Mass conservation for pulsating sphere

[enc08]

Hi,

I'm trying to understand the mass conservation equation for a pulsating sphere which has thickness dr. Please refer to the attached solution.

\rho = \rho_{0} (ambient density) + \rho' (small deviation)

There are two things I don't follow.

First, is that to obtain the mass, the area of the sphere is multiplied by the speed (and density) at which it is pulsating. Although the units work out, I don't see the physical meaning behind taking the product with speed .

Secondly, on the LHS, the ρ turns into a ρ'. I can't see how this substitution was made.

Thanks for your input!

 

[DEvens]

It's not clear what you mean by "pulsating sphere." What changes and what stays the same? It looks like the density is changing. The drawing makes it look like the sphere is a shell with inside radius r and outside radius r + dr.

Can you make things a bit more clear?

 

[physwizard]

The equation 1) mentioned in your figure doesn't look correct.

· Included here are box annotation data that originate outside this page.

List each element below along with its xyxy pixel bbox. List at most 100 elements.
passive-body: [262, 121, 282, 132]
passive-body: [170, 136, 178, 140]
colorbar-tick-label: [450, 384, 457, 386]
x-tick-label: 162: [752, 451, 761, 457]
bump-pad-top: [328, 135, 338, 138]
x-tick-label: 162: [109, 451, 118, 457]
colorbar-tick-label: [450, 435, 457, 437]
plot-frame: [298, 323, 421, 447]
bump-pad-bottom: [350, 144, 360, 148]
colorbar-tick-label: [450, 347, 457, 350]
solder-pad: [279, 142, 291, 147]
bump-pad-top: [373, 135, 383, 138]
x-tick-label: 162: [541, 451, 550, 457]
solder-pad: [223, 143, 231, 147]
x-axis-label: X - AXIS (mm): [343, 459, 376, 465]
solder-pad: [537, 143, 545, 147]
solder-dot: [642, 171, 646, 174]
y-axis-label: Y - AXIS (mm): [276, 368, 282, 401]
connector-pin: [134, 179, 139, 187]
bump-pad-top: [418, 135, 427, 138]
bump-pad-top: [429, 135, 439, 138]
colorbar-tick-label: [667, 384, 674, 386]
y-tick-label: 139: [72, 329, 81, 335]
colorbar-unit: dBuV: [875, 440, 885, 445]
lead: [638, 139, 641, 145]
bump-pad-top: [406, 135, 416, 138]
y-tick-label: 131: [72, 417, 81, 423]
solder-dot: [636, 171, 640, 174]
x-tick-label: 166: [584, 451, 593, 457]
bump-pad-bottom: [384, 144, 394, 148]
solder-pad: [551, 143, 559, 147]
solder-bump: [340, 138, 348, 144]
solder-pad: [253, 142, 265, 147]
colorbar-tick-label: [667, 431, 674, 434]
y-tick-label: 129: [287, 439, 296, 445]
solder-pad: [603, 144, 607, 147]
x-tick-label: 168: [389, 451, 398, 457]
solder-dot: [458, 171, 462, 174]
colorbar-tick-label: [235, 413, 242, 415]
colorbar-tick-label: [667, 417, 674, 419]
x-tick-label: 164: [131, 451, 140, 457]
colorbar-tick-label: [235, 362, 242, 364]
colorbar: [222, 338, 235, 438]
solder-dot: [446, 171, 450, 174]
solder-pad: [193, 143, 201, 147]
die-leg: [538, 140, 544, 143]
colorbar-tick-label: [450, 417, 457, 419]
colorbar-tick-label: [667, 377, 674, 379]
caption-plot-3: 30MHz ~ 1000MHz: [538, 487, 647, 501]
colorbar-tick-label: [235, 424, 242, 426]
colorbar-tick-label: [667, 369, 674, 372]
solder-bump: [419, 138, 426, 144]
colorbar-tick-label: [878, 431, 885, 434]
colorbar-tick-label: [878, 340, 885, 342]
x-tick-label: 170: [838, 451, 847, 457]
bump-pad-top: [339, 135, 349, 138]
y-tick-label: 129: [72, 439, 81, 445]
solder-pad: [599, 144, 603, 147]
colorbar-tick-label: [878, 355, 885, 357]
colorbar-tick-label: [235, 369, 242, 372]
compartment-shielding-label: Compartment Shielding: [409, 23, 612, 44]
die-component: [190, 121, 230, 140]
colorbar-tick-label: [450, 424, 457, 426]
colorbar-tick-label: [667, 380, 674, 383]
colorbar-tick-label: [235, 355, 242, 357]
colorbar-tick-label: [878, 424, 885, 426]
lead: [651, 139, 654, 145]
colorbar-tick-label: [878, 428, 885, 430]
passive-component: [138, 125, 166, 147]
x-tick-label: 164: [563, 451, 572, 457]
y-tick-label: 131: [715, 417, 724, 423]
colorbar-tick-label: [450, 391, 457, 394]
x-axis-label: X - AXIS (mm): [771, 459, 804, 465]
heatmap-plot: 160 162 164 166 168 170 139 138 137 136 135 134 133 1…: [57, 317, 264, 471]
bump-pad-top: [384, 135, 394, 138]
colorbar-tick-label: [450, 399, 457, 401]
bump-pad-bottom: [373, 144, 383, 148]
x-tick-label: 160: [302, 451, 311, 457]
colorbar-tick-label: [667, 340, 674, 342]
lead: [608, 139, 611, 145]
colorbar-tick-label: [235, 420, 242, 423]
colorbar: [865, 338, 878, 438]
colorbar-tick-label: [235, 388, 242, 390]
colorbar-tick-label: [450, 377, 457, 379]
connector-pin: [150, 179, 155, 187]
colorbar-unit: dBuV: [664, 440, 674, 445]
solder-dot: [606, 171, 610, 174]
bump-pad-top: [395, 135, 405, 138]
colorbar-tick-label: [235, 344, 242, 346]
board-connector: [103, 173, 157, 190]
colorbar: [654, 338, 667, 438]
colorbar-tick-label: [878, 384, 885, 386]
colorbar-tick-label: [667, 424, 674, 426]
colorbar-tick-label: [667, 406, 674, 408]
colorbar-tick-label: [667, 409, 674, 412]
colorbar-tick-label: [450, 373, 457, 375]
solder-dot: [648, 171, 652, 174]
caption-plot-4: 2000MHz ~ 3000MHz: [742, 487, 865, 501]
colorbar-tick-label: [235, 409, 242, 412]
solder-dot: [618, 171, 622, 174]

It may be tentatively correct if the time derivative on the left hand side (L.H.S.) is really a total time derivative and not a partial time derivative(as indicated in the figure) and the deviations of the density are assumed to be sufficiently small.
Also apparently spherical symmetry appears to have been assumed for the density and the velocity.
If you want to figure things out for yourself you can start out with the equation of continuity:
\nabla.(\rho\bar{v}) = -\frac{\partial\rho}{\partial t}